This Article is From Apr 26, 2013

Coal scam: CBI Director likely to file affidavit in Supreme Court today

Coal scam: CBI Director likely to file affidavit in Supreme Court today

File photo: CBI Director Ranjit Sinha

New Delhi: Today is the last day for CBI Director Ranjit Sinha to file a personal affidavit in the Supreme Court stating whether or not Law Minister Ashwani Kumar reviewed the agency's report on the coal scam.

The affidavit will state whether the minister suggested a "list of alterations" that were then cleared by the Prime Minister's Office (PMO).

According to sources, the affidavit will say the Law Minister did meet the CBI chief and suggested rephrasing of the report, but the investigating agency did not give in to pressure and its final report is independent.

The Opposition on Tuesday demanded the Prime Minister's resignation in Parliament over the issue. "There is reason to believe PMO officials were involved in the proposed changes to the coal report," said BJP leader Arun Jaitley.

"Let all emails exchanged between PMO officials and the Law Ministry on the coal report be made public at once," he demanded.

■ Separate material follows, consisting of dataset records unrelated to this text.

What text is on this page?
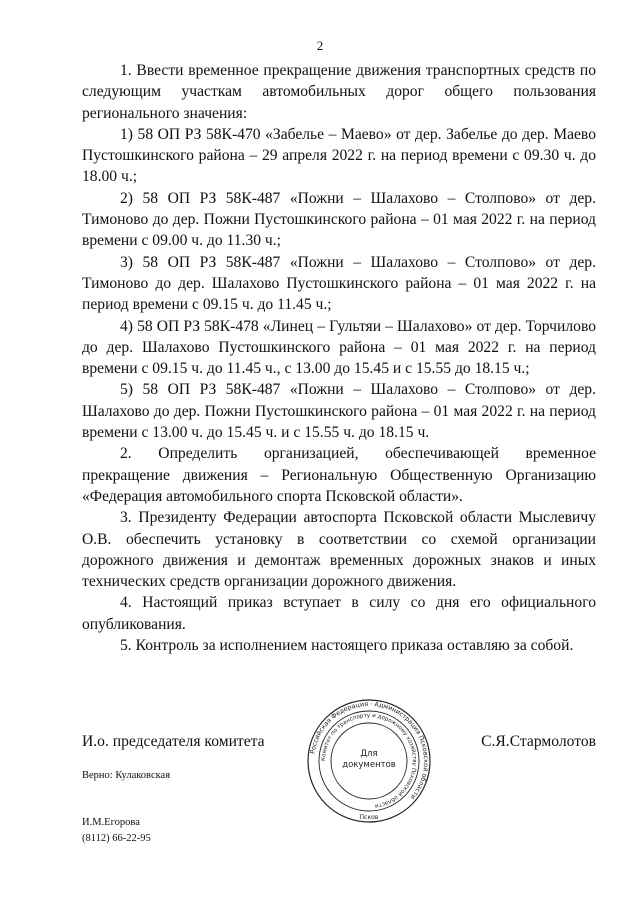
2

1. Ввести временное прекращение движения транспортных средств по следующим участкам автомобильных дорог общего пользования регионального значения:

1) 58 ОП РЗ 58К-470 «Забелье – Маево» от дер. Забелье до дер. Маево Пустошкинского района – 29 апреля 2022 г. на период времени с 09.30 ч. до 18.00 ч.;

2) 58 ОП РЗ 58К-487 «Пожни – Шалахово – Столпово» от дер. Тимоново до дер. Пожни Пустошкинского района – 01 мая 2022 г. на период времени с 09.00 ч. до 11.30 ч.;

3) 58 ОП РЗ 58К-487 «Пожни – Шалахово – Столпово» от дер. Тимоново до дер. Шалахово Пустошкинского района – 01 мая 2022 г. на период времени с 09.15 ч. до 11.45 ч.;

4) 58 ОП РЗ 58К-478 «Линец – Гультяи – Шалахово» от дер. Торчилово до дер. Шалахово Пустошкинского района – 01 мая 2022 г. на период времени с 09.15 ч. до 11.45 ч., с 13.00 до 15.45 и с 15.55 до 18.15 ч.;

5) 58 ОП РЗ 58К-487 «Пожни – Шалахово – Столпово» от дер. Шалахово до дер. Пожни Пустошкинского района – 01 мая 2022 г. на период времени с 13.00 ч. до 15.45 ч. и с 15.55 ч. до 18.15 ч.

2. Определить организацией, обеспечивающей временное прекращение движения – Региональную Общественную Организацию «Федерация автомобильного спорта Псковской области».

3. Президенту Федерации автоспорта Псковской области Мыслевичу О.В. обеспечить установку в соответствии со схемой организации дорожного движения и демонтаж временных дорожных знаков и иных технических средств организации дорожного движения.

4. Настоящий приказ вступает в силу со дня его официального опубликования.

5. Контроль за исполнением настоящего приказа оставляю за собой.

И.о. председателя комитета	С.Я.Стармолотов
Российская Федерация · Администрация Псковской области
Комитет по транспорту и дорожному хозяйству Псковской области
Для
документов
Псков
Верно: Кулаковская
И.М.Егорова
(8112) 66-22-95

In the report the CBI gave to the Supreme Court last month, the agency said the government had failed to check the financial and other records of companies that got coal licences. The agency is expected to invoke this indictment to prove its report was not compromised.

The CBI's investigation is meant to be independent and its report kept confidential between the court and the agency.

When it received the document, the Supreme Court had asked Mr Sinha to submit a written assurance by April 26 that the document had not been seen by "the political executive."

The coal scam is particularly sensitive for the government because for some of the years under review, the Prime Minister was directly in charge of the coal ministry. It is alleged that the government cost the country thousands of crores of public money because it did not follow a transparent bidding process while allocating the coal blocks.